Selain kasus Meikarta dan Casa Grande, Casablanca, kasus yang sama juga terjadi di Gading Serpong. Belum lama ini, empat orang Tim Komnas HAM yang terdiri dari Moch Ridwan, Vella Okta, Frisca dan Rani berkunjung ke perumahan Klaster Catalina, Gading Serpong untuk bertemu pengurus Paguyuban Warga Klaster Catalina Gading Serpong, Rabu (15/2/2023) lalu, pukul 10.00 WIB.
Tujuan Komnas HAM menemui pengurus Paguyuban Warga Catalina untuk melakukan investigasi dan verifikasi atas bukti-bukti dan dokumen tertulis, terkait adanya dugaan pelanggaran HAM dan pencemaran lingkungan hidup yang dialami warga Klaster Catalina, akibat adanya pembangunan proyek apartemen Carstensz yang sudah berlangsung sejak tahun 2017 lalu oleh salah satu pengembang properti di Serpong.

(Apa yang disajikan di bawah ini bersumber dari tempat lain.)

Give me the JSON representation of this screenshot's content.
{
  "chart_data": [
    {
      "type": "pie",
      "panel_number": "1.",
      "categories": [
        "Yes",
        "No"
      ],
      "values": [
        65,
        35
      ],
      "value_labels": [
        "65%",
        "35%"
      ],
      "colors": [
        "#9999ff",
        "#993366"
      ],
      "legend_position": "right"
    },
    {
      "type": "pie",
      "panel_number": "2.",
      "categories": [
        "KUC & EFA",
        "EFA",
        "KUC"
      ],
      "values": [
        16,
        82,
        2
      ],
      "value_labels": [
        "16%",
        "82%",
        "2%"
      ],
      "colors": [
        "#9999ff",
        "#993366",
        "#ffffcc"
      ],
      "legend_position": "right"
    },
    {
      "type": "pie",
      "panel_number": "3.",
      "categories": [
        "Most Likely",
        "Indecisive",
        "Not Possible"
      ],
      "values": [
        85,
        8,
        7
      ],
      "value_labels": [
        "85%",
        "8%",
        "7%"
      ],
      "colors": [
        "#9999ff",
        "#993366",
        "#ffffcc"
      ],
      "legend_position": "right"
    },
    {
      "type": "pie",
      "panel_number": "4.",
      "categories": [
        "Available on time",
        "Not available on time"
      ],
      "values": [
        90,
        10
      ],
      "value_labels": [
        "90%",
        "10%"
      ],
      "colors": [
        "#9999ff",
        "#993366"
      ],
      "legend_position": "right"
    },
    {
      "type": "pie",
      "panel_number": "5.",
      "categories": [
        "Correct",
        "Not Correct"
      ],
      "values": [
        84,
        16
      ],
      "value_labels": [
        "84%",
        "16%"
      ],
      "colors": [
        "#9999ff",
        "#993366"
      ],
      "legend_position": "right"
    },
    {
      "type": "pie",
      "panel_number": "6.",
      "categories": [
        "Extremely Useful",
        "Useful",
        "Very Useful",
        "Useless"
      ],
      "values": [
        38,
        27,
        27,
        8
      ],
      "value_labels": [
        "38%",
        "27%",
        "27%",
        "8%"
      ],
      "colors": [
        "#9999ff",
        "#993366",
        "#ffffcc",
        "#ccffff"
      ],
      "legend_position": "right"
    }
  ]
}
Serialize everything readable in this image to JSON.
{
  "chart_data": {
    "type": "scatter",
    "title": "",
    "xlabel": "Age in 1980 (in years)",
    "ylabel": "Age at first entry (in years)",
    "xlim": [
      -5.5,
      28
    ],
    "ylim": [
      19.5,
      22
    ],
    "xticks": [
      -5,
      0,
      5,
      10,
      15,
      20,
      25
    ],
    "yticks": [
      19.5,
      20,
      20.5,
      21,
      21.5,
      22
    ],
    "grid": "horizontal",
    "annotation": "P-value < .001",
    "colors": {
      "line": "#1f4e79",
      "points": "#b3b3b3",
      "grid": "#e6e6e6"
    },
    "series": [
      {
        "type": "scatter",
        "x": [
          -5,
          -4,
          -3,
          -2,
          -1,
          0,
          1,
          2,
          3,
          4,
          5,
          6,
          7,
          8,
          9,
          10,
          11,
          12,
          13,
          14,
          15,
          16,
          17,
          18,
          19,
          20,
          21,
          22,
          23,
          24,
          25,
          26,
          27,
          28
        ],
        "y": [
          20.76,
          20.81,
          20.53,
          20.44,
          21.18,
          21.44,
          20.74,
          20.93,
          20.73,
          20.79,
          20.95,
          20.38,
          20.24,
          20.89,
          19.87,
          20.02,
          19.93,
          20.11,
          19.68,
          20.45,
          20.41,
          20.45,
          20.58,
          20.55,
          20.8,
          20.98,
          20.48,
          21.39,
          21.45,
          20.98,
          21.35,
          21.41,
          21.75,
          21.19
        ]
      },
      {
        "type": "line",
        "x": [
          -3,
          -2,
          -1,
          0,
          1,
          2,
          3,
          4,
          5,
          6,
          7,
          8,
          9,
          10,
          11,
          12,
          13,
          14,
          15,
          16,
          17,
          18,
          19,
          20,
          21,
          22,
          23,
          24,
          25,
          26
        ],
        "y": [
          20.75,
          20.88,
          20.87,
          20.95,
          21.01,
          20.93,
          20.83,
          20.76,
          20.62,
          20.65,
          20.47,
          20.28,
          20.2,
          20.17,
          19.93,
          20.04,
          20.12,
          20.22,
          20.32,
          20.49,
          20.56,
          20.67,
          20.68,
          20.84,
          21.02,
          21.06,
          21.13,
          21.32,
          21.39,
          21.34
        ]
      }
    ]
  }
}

"Kami warga Catalina yang tergabung dalam Paguyuban akan terus berjuang untuk melindungi dan menjaga hak-hak asasi kami dan berharap Komnas HAM bisa melindungi hak asasi kami," kata Jhon, Ketua Paguyuban Warga Klaster Catalina, Gading Serpong.
Menanggapi pernyataan Jhon, anggota Komnas HAM, Moch Ridwan mengatakan, pihaknya akan melihat aspek moral dalam menyelesaikan kasus ini.
"Komnas HAM tidak punya wewenang memberikan sanksi atau memaksa si terngadu untuk melaksanakan rekomendasi yang dikeluarkan Komnas HAM, karena itu diluar kewenangan Komnas HAM. Komnas HAM hanya menekankan aspek moral atas kasus yang terjadi," tandas Ridwan.
Melihat fakta semakin maraknya pengembang properti yang diduga kuat melakukan pelanggaran hukum, maka bila ini benar terjadi, pengembang dapat dikenakan sanksi pidana dalam UU PPLH, yaitu pada saat pengembang perumahan melakukan pelanggaran yang berakibat rusak atau terganggunya lingkungan hidup warga sekitar, seperti banjir, longsor, debu, bising, runtuhan material bangunan, debit air mengecil, lingkungan tidak terkena cahaya matahari pagi, tanah amblas dan lain sebagainya.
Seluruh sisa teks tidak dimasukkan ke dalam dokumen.